The U.S. Senate vote in favor of lifting the arms embargo against Bosnia produced reactions Thursday that reflected a global cultural divide, with European nations warning about the risks of a wider Balkan conflict while Muslim countries praised the move as a long-delayed victory for justice.
France and Britain, the leading troop contributors to the U.N. peacekeeping force in Bosnia, warned that if the Americans proceed with unilateral action to remove restrictions on the sale of arms to the Balkan belligerents, they will pull out their soldiers and the U.N. mission will collapse.
“The consequences are clear for us,” said French Defense Minister Charles Millon. “If the embargo is lifted, the U.N. peacekeepers will leave.”
British Foreign Minister Malcolm Rifkind also deplored the Senate move because it could trigger the U.N. pullout that Western governments have been trying desperately to avoid. Writing in a London newspaper, Rifkind said, “It seems to me bizarre that we should respond to the suffering of the people of Bosnia by withdrawing what measure of assistance we can offer them and letting the fighting escalate further.”
The overwhelming margin of the 69-29 Senate vote, which Danish Foreign Minister Niels Helveg Petersen called “the latest culmination of the split in the West over Bosnia,” stunned many European governments.
While they recognized several months ago that the U.S. Congress was tilting in favor of lifting the arms embargo, the Europeans always assumed President Clinton would face no difficulty in exercising a veto over such a proposal. But the 69 votes in favor of lifting the arms embargo mean that its opponents have two more votes than necessary to override a presidential veto.
“Lifting the arms embargo will only mean more war,” said German Defense Minister Volker Ruehe. “The priority right now must be the need to stabilize the conflict.”
Besides drawing the Americans into the perilous pullout mission, European governments fear that a rapid escalation of the Bosnian conflict could again turn the Balkans into the tinderbox of the continent. They fear that pro-Serb Greece and pro-Muslim Turkey could be sucked into the fighting, devastating the southern flank of the NATO alliance.

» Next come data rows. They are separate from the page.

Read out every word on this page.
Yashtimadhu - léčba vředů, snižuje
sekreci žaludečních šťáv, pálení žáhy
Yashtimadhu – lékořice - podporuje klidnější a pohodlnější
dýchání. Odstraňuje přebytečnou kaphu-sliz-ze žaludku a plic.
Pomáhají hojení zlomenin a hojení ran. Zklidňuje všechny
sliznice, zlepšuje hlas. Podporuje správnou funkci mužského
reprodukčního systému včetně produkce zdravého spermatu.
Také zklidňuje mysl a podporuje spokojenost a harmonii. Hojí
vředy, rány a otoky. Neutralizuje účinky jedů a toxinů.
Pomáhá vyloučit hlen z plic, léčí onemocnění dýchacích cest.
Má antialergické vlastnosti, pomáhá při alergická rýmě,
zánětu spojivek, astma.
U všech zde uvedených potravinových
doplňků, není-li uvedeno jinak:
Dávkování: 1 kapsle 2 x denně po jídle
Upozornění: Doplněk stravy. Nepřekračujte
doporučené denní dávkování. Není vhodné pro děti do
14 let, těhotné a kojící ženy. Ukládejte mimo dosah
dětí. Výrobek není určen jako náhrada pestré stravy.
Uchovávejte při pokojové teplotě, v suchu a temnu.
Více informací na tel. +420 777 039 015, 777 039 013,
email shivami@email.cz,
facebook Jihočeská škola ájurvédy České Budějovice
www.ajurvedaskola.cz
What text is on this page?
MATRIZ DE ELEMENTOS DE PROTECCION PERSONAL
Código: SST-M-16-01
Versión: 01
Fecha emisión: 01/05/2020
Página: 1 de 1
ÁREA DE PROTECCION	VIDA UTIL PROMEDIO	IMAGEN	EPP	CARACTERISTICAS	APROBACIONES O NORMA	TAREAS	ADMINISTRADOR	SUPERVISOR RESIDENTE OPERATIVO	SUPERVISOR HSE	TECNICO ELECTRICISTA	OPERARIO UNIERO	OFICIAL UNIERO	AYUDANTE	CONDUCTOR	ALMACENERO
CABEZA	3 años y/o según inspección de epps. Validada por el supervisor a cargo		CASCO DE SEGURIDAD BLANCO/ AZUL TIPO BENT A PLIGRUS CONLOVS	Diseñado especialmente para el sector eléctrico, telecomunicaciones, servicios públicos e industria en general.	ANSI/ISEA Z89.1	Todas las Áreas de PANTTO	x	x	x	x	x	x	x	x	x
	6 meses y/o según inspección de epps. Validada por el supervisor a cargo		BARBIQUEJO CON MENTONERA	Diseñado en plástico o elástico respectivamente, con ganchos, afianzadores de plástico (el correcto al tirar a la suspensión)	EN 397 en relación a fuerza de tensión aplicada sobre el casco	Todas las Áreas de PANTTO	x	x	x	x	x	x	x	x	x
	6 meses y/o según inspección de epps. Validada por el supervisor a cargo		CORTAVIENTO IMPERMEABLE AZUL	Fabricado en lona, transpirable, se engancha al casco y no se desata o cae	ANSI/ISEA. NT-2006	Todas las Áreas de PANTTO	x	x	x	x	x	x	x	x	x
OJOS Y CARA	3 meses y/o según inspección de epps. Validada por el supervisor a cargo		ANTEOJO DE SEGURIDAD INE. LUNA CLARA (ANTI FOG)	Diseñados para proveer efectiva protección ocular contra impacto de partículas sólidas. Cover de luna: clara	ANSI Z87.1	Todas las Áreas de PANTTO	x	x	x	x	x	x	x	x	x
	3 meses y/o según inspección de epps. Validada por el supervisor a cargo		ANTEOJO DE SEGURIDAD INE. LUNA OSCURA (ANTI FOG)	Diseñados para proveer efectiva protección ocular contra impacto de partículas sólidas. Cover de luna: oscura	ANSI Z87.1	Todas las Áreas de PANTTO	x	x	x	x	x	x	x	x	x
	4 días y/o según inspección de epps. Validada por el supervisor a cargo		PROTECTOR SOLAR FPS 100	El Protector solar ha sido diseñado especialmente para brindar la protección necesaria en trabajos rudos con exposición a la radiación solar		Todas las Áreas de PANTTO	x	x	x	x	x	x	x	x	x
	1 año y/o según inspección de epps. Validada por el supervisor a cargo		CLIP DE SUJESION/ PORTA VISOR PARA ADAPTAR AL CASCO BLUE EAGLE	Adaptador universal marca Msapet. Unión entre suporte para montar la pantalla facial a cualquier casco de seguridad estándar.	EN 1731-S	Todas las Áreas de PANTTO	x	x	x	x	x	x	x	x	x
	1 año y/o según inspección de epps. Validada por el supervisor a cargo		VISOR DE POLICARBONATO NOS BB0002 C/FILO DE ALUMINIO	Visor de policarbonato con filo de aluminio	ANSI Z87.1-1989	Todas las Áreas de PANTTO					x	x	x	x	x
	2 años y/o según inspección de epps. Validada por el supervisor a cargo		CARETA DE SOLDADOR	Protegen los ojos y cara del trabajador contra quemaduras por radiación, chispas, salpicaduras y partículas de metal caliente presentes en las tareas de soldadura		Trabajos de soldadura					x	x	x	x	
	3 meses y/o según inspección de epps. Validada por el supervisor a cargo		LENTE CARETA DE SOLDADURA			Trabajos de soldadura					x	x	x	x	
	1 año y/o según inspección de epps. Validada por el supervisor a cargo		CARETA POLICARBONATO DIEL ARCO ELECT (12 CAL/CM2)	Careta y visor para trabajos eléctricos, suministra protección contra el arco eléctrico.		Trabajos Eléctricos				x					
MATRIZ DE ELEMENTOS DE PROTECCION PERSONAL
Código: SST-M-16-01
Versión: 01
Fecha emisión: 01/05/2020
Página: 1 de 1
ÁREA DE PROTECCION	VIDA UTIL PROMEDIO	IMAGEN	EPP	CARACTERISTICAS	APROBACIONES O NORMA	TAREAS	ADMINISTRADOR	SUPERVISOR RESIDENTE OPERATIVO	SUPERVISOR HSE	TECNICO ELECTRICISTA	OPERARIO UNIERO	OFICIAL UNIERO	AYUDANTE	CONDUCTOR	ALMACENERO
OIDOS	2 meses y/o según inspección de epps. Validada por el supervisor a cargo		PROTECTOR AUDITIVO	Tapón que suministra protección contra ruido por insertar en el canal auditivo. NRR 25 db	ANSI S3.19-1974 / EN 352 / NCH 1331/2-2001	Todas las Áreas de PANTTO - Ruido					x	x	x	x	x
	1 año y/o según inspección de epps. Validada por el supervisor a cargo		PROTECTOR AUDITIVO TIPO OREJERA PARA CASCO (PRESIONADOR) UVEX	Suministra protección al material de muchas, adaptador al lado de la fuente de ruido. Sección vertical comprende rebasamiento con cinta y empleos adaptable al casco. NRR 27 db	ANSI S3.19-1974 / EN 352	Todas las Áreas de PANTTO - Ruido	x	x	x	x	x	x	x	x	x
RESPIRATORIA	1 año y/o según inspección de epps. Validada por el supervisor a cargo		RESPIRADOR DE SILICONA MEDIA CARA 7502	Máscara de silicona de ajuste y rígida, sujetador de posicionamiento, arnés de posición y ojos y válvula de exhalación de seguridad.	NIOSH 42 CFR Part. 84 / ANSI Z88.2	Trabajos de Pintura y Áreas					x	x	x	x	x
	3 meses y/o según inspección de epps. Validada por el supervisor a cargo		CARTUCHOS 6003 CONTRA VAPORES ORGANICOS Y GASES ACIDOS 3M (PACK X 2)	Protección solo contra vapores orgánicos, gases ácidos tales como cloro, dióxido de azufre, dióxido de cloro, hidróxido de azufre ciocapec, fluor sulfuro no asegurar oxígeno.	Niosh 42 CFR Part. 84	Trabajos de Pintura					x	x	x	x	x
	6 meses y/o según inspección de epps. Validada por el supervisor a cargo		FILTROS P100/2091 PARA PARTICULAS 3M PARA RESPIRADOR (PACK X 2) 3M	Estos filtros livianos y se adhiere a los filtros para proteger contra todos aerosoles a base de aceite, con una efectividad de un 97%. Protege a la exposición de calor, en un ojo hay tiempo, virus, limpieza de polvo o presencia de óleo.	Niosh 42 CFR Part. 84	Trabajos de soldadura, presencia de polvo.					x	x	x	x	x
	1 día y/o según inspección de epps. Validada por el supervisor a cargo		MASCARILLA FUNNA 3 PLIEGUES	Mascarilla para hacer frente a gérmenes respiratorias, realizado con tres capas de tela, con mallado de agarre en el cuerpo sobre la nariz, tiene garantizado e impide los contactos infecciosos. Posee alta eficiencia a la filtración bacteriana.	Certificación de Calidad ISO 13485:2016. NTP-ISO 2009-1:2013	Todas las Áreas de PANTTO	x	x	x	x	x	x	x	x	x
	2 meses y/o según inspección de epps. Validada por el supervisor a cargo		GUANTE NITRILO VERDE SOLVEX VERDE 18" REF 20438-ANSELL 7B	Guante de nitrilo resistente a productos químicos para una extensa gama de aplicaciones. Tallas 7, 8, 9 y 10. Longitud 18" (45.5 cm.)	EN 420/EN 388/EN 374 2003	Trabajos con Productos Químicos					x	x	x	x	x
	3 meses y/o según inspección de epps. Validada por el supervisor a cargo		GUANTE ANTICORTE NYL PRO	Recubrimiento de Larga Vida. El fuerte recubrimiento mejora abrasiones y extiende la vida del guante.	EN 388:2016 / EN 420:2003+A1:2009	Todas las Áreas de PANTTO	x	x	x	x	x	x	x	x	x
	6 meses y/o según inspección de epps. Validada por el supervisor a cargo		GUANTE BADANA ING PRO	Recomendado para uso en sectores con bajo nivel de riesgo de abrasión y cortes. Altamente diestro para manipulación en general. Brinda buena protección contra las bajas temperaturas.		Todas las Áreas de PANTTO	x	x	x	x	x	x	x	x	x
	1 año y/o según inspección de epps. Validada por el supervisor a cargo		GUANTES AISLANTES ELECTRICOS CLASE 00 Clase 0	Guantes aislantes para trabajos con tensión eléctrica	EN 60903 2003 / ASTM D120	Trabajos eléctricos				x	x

In the longer term, the Europeans worry that the United States could become responsible for the salvation of the Bosnian government’s mostly Muslim forces while the Russians are forced to come to the rescue of the Serbs. That could produce a proxy war between Russia and the United States in the heart of Europe, ruining any hopes of a peaceful new order between the Atlantic and the Urals.
Russian Foreign Minister Andrei Kozyrev called the Senate vote “totally incomprehensible” and said it would lead to a massive influx of new and more dangerous weapons into the Balkan conflict that he fears could explode into a wider conflagration drawing in neighboring countries.
In contrast to the widespread expressions of alarm and dismay in the West, the Senate vote was applauded by many Muslim countries who have believed that the cause of the Bosnian government was abandoned by the West largely because it represents a Muslim majority.